The National Library holds this among many other letters written and received by notable figures, including Jane Austen and Dame Nellie Melba, all of which cannot presently be digitised or copied.

Advocates of retaining the indefinite protection afforded to unpublished works argue that it is a necessary outgrowth of the need to respect the wishes of the creator, who never wrote or received those letters with the intention of publishing them.

This argument, although initially persuasive, is easily refutable.

Copyright law was established with the intention of encouraging creativity, where the promise of protection and corresponding reward is thought to be necessary in order to incentivise the creation and dissemination of works in the first instance. Unpublished works clearly do not fit within the broader goal of copyright work, since they weren’t created with the rewards of publication in mind.

It is more persuasive to suggest that unpublished works should not be protected by copyright law at all.

How Does The Proposed Bill Change Things?

The bill seeks to make the protection terms for published and unpublished works the same.

Currently, unpublished works have indefinite copyright protection, and published works are copyright protected for the lifetime of the author, plus 70 years.

The proposed bill aims to apply what is known as the “plus 70” law to unpublished works, an unprecedented step in the quest to encourage creativity.

The proposed bill provides libraries, archives and key cultural institutions with ways around their present inability to preserve unpublished works.

While the copyright protection of unpublished works isn’t going anywhere any time soon, the bill seeks to provide an acceptable compromise, one that affords unpublished works the same term of protection as published works, and allows institutions to make ‘preservation copies’ of such works.

If the Bill does not pass, creating such copies will remain illegal, which leaves our existing copyright laws with a serious deficiency.

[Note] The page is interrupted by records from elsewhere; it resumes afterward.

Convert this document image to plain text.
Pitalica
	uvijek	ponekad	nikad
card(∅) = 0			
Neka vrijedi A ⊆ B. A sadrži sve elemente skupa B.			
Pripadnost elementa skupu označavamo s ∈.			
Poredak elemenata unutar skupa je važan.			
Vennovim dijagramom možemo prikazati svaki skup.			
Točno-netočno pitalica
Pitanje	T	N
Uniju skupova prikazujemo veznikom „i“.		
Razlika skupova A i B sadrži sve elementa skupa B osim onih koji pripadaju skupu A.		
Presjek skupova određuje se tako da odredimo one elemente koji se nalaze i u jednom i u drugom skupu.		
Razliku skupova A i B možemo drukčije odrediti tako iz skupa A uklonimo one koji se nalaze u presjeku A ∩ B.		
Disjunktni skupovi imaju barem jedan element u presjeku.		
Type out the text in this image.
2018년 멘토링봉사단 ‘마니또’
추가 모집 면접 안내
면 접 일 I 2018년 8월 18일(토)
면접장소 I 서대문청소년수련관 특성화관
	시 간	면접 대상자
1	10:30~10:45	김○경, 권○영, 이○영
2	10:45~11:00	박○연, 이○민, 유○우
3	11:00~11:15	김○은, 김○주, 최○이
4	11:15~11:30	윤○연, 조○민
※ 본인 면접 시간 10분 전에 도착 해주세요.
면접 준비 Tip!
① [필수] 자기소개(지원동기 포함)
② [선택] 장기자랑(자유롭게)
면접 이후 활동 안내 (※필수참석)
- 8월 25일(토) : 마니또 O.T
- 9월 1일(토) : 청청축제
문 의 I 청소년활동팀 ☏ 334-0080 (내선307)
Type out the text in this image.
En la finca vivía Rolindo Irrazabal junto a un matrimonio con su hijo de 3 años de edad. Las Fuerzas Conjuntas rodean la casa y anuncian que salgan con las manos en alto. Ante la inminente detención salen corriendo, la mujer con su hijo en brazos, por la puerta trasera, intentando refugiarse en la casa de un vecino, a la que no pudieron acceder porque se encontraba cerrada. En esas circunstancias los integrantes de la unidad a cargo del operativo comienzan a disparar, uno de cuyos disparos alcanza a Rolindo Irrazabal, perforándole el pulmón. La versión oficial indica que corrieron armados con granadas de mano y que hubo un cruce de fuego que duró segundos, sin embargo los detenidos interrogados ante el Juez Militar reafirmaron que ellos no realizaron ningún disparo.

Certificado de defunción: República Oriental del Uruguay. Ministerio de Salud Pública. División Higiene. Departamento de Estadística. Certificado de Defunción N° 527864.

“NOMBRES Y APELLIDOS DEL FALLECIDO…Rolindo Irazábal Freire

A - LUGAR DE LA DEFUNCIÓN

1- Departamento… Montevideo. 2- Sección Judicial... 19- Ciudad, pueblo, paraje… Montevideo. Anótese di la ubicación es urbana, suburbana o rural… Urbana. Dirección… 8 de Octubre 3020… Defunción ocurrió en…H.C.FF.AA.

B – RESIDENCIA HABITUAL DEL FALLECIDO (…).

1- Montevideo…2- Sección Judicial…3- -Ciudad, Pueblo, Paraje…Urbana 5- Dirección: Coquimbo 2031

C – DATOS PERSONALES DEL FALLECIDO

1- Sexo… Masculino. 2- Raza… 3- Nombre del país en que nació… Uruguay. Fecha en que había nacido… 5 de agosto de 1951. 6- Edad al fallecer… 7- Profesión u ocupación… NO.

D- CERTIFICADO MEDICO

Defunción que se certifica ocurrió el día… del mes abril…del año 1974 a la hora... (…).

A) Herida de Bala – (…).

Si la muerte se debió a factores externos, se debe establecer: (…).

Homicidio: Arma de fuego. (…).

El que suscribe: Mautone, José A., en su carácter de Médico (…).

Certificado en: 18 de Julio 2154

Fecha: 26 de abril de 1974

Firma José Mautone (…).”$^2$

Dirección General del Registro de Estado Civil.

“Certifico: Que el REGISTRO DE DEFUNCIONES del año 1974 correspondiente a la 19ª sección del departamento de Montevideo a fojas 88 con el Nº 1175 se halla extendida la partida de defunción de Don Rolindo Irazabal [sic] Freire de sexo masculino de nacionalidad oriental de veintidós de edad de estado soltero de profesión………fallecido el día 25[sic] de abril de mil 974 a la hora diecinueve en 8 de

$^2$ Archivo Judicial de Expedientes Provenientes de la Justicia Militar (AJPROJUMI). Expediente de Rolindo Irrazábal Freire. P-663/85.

The Copyright Act 1968 and associated legislation is excessively complex, archaic and restrictive. In the light of this, the Bill also seeks to streamline educational statutory licence provisions, supporting access rather than creating unnecessary red tape and overly bureaucratic processes. This will improve the quality of teaching in schools by providing simpler and more accessible licensing arrangements regarding copyright material.

Submissions to the consultation regarding the exposure draft of the Bill closed on 12 February 2016. Once the new Parliament settles in, hopefully the bill will be re-introduced with amendments that take account submissions received. Maybe then we will finally see action in an area that has been crying out for reform since the internet of things was born.

Conclusion

It’s the first step, albeit small, towards realigning copyright law with public and industry sentiment and need.

The passage of the bill through Parliament will hopefully ignite discussion surrounding more contentious areas of copyright law, namely the introduction of a fair use exemption. There is still much work to be done in establishing how much protection and control creators should be afforded over their work, and how this can be balanced with the need to ensure public access to such works and promote a rich and vibrant public domain.